Here’s the video:
The sculpture park in South Dakota was still one of the oddest and definitely most surprising experiences. It ties in with the more general unexpectedness of all the roadside things people have built in this country. Even though I had seen a few of the roadsideamerica.com type things when I last lived here, I had no idea they were part of a larger pattern, especially from the Midwest and Texas westward, Americans like to build weird and wonderful stuff by the side of the road:
Juts how much of the east part of this country is a giant forest surprised us both. So much of this country is still wild in all parts of it.We were both also surprised at how undeveloped some parts of the country were. The South is still quite empty even being older and even some of the North East had dirt roads. Somehow, I had thought there would be more in the East than in the Midwest. It’s not to say the Midwest has no dirt roads, but parts of it do feel much fuller than the South did to me. For instance, the towns were more spaced out in the South than I thought they would be.
We were surprised at how much bigger the sky could feel. From about Oklahoma west to Arizona, the sky felt ten times bigger than it does in England or the rest of the country. It meant that you could get the feeling people get looking up at the stars at night during the day and that you could see weather systems and sort of ‘steal’ sun from 50 miles away, so a cloudy day would rarely feel as cloudy as it does in much of the world:
We were surprised how amazing the nature of the West was:
And generally more epic:
A conviction we’ve both come away with surprised me at the very least.

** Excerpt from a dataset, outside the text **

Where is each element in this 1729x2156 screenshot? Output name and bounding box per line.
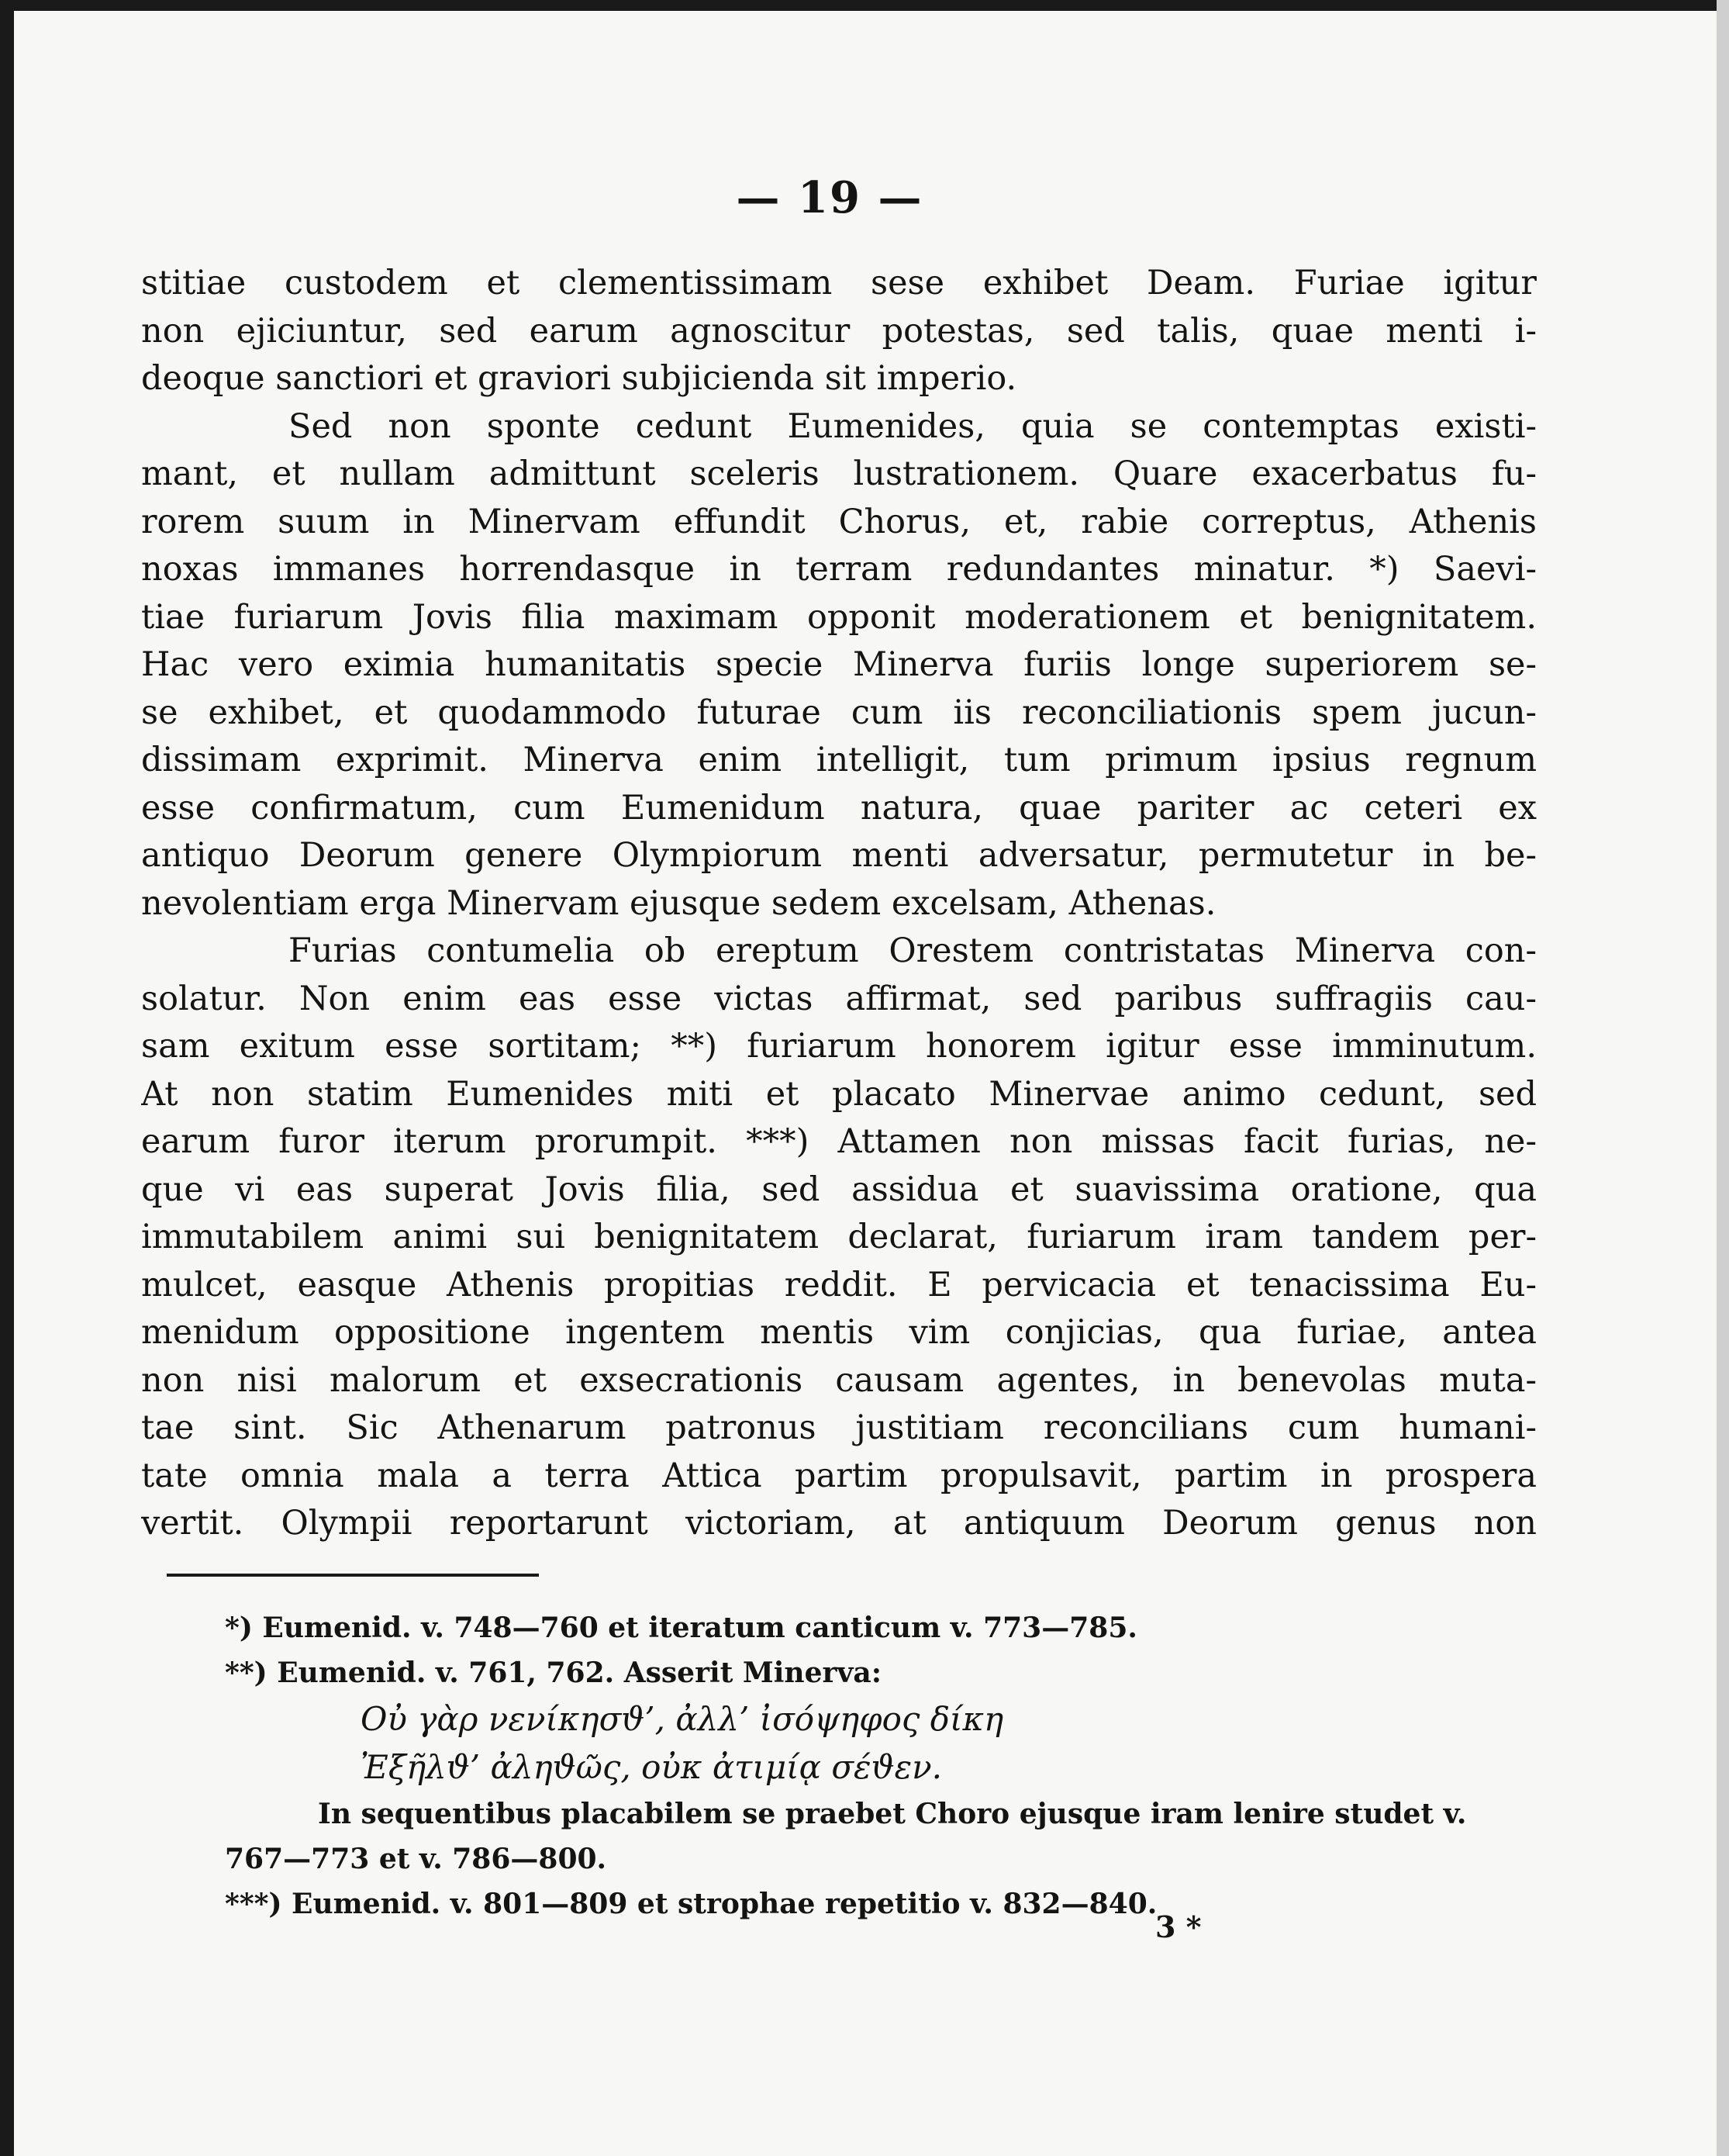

We are now both massive fans of the state system. If anyone wants to impose something on the whole country, no matter how fab the idea, I’d be wary. The state system means that 300 million people can live at least 50 different ways and if they don’t like the way things are done in their state, they can move to another with it just being ‘moving’ rather than ’emigrating’ (i.e. visas, new language, completely new system to have to plug into, etc). This is a great thing. Making 300 million people live the same way is never going to work brilliantly, but the fact that the people in Vermont can live one way which looks very different from how many people in New York live which looks that much more different from how the people in Alabama live, which are all entirely different from how the people in California live, this is wonderful! It means someone who doesn’t like being a Californian hippie can move to Alabama and become a conservative baptist (Ned Flanders anyone – it probably has happened), while someone who grows up in Alabama and finds it not fitting can move to California to be a counterculturalist or go to Philadelphia and just more comfortably be a democrat or whatever this person happens to want within the 50 options. This is excellent. State lines do matter. This is and isn’t one country. In some ways, the states are like little countries of their own.
At any rate, we were thrilled to know the options we wanted do really exist. The UK is much more centralized which meant meaningful variations were harder to come by. We know if our first choice state doesn’t work out, we have several different options in terms of laws, culture and weather.